FN: That must be incredibly gratifying to have a creator-owned book that’s your baby and to know that you started it and you’re finishing it.

BG: Just to put all the cards on the table (and I’ve said this in a lot of other interviews I’ve done) but the series originally began as Mike Oeming’s. It’s a bit of a funny story, and even he doesn’t know how completely true this is. This is what an adult told him he did as a kid, that as a child he was drawing and he misheard a cable channel’s history show on the “Knights Templar” as the Mice Templar! So later he was trying to draw the rats from the animated Secret of NIMH. An adult asked him “What are you drawing?” And he said, “I’m drawing the Mice Templar!” The adult apparently explained to him his mistake, and the story goes that his reply was “Well, it would have been better if it was mice.”

STK666114So on his journey to adulthood he’s always had this story and phrase in the back of his head, he’s always loved Don Bluth’s animation style, The Secret of NIMH was one of his earliest artistic influences, and he just knew one day he was going to get around to doing his own entry into the fantasy, anthropomorphic animal world, and he was going to do the Mice Templar whatever it took. He started developing something in the late ‘90s, that was then simply shelved. He even dropped out of comics himself before starting work on Powers with Brian Michael Bendis in ’99. That series then debuted in 2000, and Mike Oeming got a brand new career handed to him.

Riding on the success wave of that, he invited me to accompany him to a Robert McKee “Story” seminar. For those who don’t know, Robert McKee is probably one of the most impactful screenwriting seminar guys that almost everyone in Hollywood seems to swear by. He doesn’t have a gimmick on how to tell stories, but he strips stories down to their skeletons so that you understand their structure. Once you understand the structure, you can identify what works and what doesn’t work. Mike took me back in ’03, and ever since then I’ll find myself watching television and if I really love a show, it’s following McKee principles. If I think a show isn’t engaging me and the storytelling isn’t working, they’re usually defying a McKee principle. But that’s a whole segment for (advertisement voice) “Robert McKee’s Story! Look it up if you’re inspired to do creative writing in any medium or genre! Get his book, get his audio or attend one of his seminars—it will change your storytelling life!” End commercial.

Mice Templar

So it was this seminar that Mike Oeming very graciously, generously allowed me to go with him to New York. One night we were having dinner after one of the lecture days and he made mention that he was getting serious about digging Mice Templar out of mothballs again. I knew about it and was pretty excited by his returning to it… only Mike said he dug out his old notes and realized it was too “Joseph Campbell” derived, it was beat for beat the Hero’s Journey, to the point where one read the opening sequences and you knew exactly how the story was ultimately going to end because it was that close to the archetypes.
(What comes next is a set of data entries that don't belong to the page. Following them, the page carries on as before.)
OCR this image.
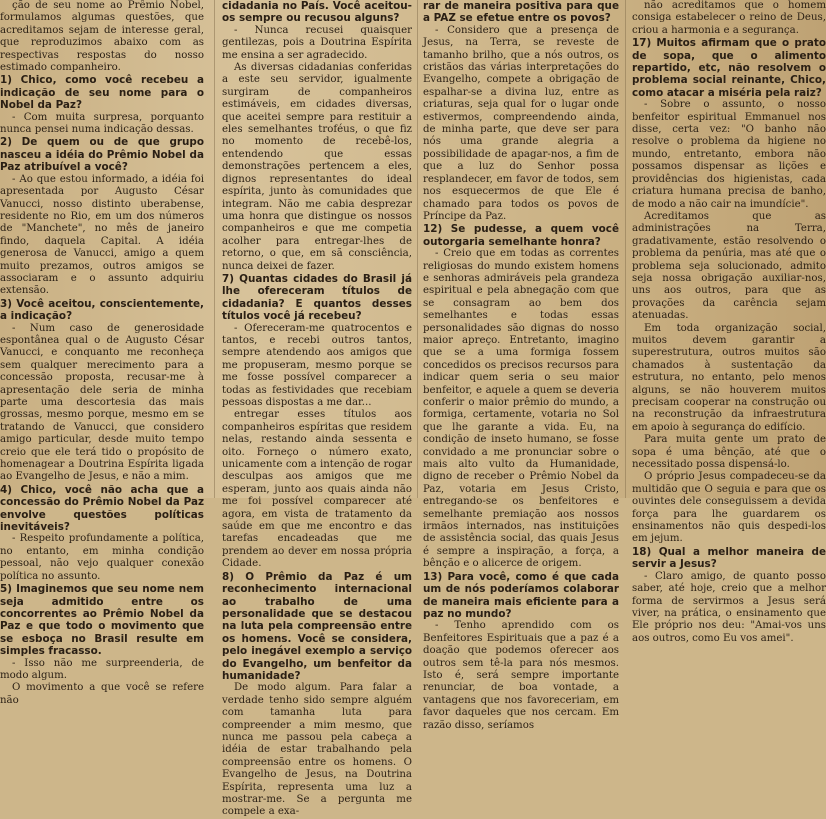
ção de seu nome ao Prêmio Nobel, formulamos algumas questões, que acreditamos sejam de interesse geral, que reproduzimos abaixo com as respectivas respostas do nosso estimado companheiro.

1) Chico, como você recebeu a indicação de seu nome para o Nobel da Paz?

- Com muita surpresa, porquanto nunca pensei numa indicação dessas.

2) De quem ou de que grupo nasceu a idéia do Prêmio Nobel da Paz atribuível a você?

- Ao que estou informado, a idéia foi apresentada por Augusto César Vanucci, nosso distinto uberabense, residente no Rio, em um dos números de "Manchete", no mês de janeiro findo, daquela Capital. A idéia generosa de Vanucci, amigo a quem muito prezamos, outros amigos se associaram e o assunto adquiriu extensão.

3) Você aceitou, conscientemente, a indicação?

- Num caso de generosidade espontânea qual o de Augusto César Vanucci, e conquanto me reconheça sem qualquer merecimento para a concessão proposta, recusar-me à apresentação dele seria de minha parte uma descortesia das mais grossas, mesmo porque, mesmo em se tratando de Vanucci, que considero amigo particular, desde muito tempo creio que ele terá tido o propósito de homenagear a Doutrina Espírita ligada ao Evangelho de Jesus, e não a mim.

4) Chico, você não acha que a concessão do Prêmio Nobel da Paz envolve questões políticas inevitáveis?

- Respeito profundamente a política, no entanto, em minha condição pessoal, não vejo qualquer conexão política no assunto.

5) Imaginemos que seu nome nem seja admitido entre os concorrentes ao Prêmio Nobel da Paz e que todo o movimento que se esboça no Brasil resulte em simples fracasso.

- Isso não me surpreenderia, de modo algum.

O movimento a que você se refere não

cidadania no País. Você aceitou-os sempre ou recusou alguns?

- Nunca recusei quaisquer gentilezas, pois a Doutrina Espírita me ensina a ser agradecido.

As diversas cidadanias conferidas a este seu servidor, igualmente surgiram de companheiros estimáveis, em cidades diversas, que aceitei sempre para restituir a eles semelhantes troféus, o que fiz no momento de recebê-los, entendendo que essas demonstrações pertencem a eles, dignos representantes do ideal espírita, junto às comunidades que integram. Não me cabia desprezar uma honra que distingue os nossos companheiros e que me competia acolher para entregar-lhes de retorno, o que, em sã consciência, nunca deixei de fazer.

7) Quantas cidades do Brasil já lhe ofereceram títulos de cidadania? E quantos desses títulos você já recebeu?

- Ofereceram-me quatrocentos e tantos, e recebi outros tantos, sempre atendendo aos amigos que me propuseram, mesmo porque se me fosse possível comparecer a todas as festividades que recebiam pessoas dispostas a me dar...

entregar esses títulos aos companheiros espíritas que residem nelas, restando ainda sessenta e oito. Forneço o número exato, unicamente com a intenção de rogar desculpas aos amigos que me esperam, junto aos quais ainda não me foi possível comparecer até agora, em vista de tratamento da saúde em que me encontro e das tarefas encadeadas que me prendem ao dever em nossa própria Cidade.

8) O Prêmio da Paz é um reconhecimento internacional ao trabalho de uma personalidade que se destacou na luta pela compreensão entre os homens. Você se considera, pelo inegável exemplo a serviço do Evangelho, um benfeitor da humanidade?

De modo algum. Para falar a verdade tenho sido sempre alguém com tamanha luta para compreender a mim mesmo, que nunca me passou pela cabeça a idéia de estar trabalhando pela compreensão entre os homens. O Evangelho de Jesus, na Doutrina Espírita, representa uma luz a mostrar-me. Se a pergunta me compele a exa-

rar de maneira positiva para que a PAZ se efetue entre os povos?

- Considero que a presença de Jesus, na Terra, se reveste de tamanho brilho, que a nós outros, os cristãos das várias interpretações do Evangelho, compete a obrigação de espalhar-se a divina luz, entre as criaturas, seja qual for o lugar onde estivermos, compreendendo ainda, de minha parte, que deve ser para nós uma grande alegria a possibilidade de apagar-nos, a fim de que a luz do Senhor possa resplandecer, em favor de todos, sem nos esquecermos de que Ele é chamado para todos os povos de Príncipe da Paz.

12) Se pudesse, a quem você outorgaria semelhante honra?

- Creio que em todas as correntes religiosas do mundo existem homens e senhoras admiráveis pela grandeza espiritual e pela abnegação com que se consagram ao bem dos semelhantes e todas essas personalidades são dignas do nosso maior apreço. Entretanto, imagino que se a uma formiga fossem concedidos os precisos recursos para indicar quem seria o seu maior benfeitor, e aquele a quem se deveria conferir o maior prêmio do mundo, a formiga, certamente, votaria no Sol que lhe garante a vida. Eu, na condição de inseto humano, se fosse convidado a me pronunciar sobre o mais alto vulto da Humanidade, digno de receber o Prêmio Nobel da Paz, votaria em Jesus Cristo, entregando-se os benfeitores e semelhante premiação aos nossos irmãos internados, nas instituições de assistência social, das quais Jesus é sempre a inspiração, a força, a bênção e o alicerce de origem.

13) Para você, como é que cada um de nós poderíamos colaborar de maneira mais eficiente para a paz no mundo?

- Tenho aprendido com os Benfeitores Espirituais que a paz é a doação que podemos oferecer aos outros sem tê-la para nós mesmos. Isto é, será sempre importante renunciar, de boa vontade, a vantagens que nos favoreceriam, em favor daqueles que nos cercam. Em razão disso, seríamos

não acreditamos que o homem consiga estabelecer o reino de Deus, criou a harmonia e a segurança.

17) Muitos afirmam que o prato de sopa, que o alimento repartido, etc, não resolvem o problema social reinante, Chico, como atacar a miséria pela raiz?

- Sobre o assunto, o nosso benfeitor espiritual Emmanuel nos disse, certa vez: "O banho não resolve o problema da higiene no mundo, entretanto, embora não possamos dispensar as lições e providências dos higienistas, cada criatura humana precisa de banho, de modo a não cair na imundície".

Acreditamos que as administrações na Terra, gradativamente, estão resolvendo o problema da penúria, mas até que o problema seja solucionado, admito seja nossa obrigação auxiliar-nos, uns aos outros, para que as provações da carência sejam atenuadas.

Em toda organização social, muitos devem garantir a superestrutura, outros muitos são chamados à sustentação da estrutura, no entanto, pelo menos alguns, se não houverem muitos precisam cooperar na construção ou na reconstrução da infraestrutura em apoio à segurança do edifício.

Para muita gente um prato de sopa é uma bênção, até que o necessitado possa dispensá-lo.

O próprio Jesus compadeceu-se da multidão que O seguia e para que os ouvintes dele conseguissem a devida força para lhe guardarem os ensinamentos não quis despedi-los em jejum.

18) Qual a melhor maneira de servir a Jesus?

- Claro amigo, de quanto posso saber, até hoje, creio que a melhor forma de servirmos a Jesus será viver, na prática, o ensinamento que Ele próprio nos deu: "Amai-vos uns aos outros, como Eu vos amei".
He felt that when he reread the work he‘d written in the ‘90s he realized he was chronicling a succession of adventures, and while they were fantasy based, there was no coherent theme… not just to the story, but no coherence to its mythology or universe. It was just “Well, if my heroes need a magic sword, here’s the magic sword. If you need the creepy old witch in the cave, here’s the creepy old witch in the cave.” Whatever stock fantasy archetype was needed to progress the story to the next adventure he had simply pulled it out of the ether because you can do that in a fantasy. But he realized an approach like that would isolate his story from the rest of the really great fantasy tales like Lord of the Rings, having a universe where his world resonated, where the adventure could resonate with the world itself. Mike said at that time he didn’t know how to do it. He then invited me aboard with the instruction to “Build me a world. Make it resonate.” This was followed by, “Use or discard whatever you feel like and adapt accordingly.” That was how my involvement in the development of The Mice Templar began.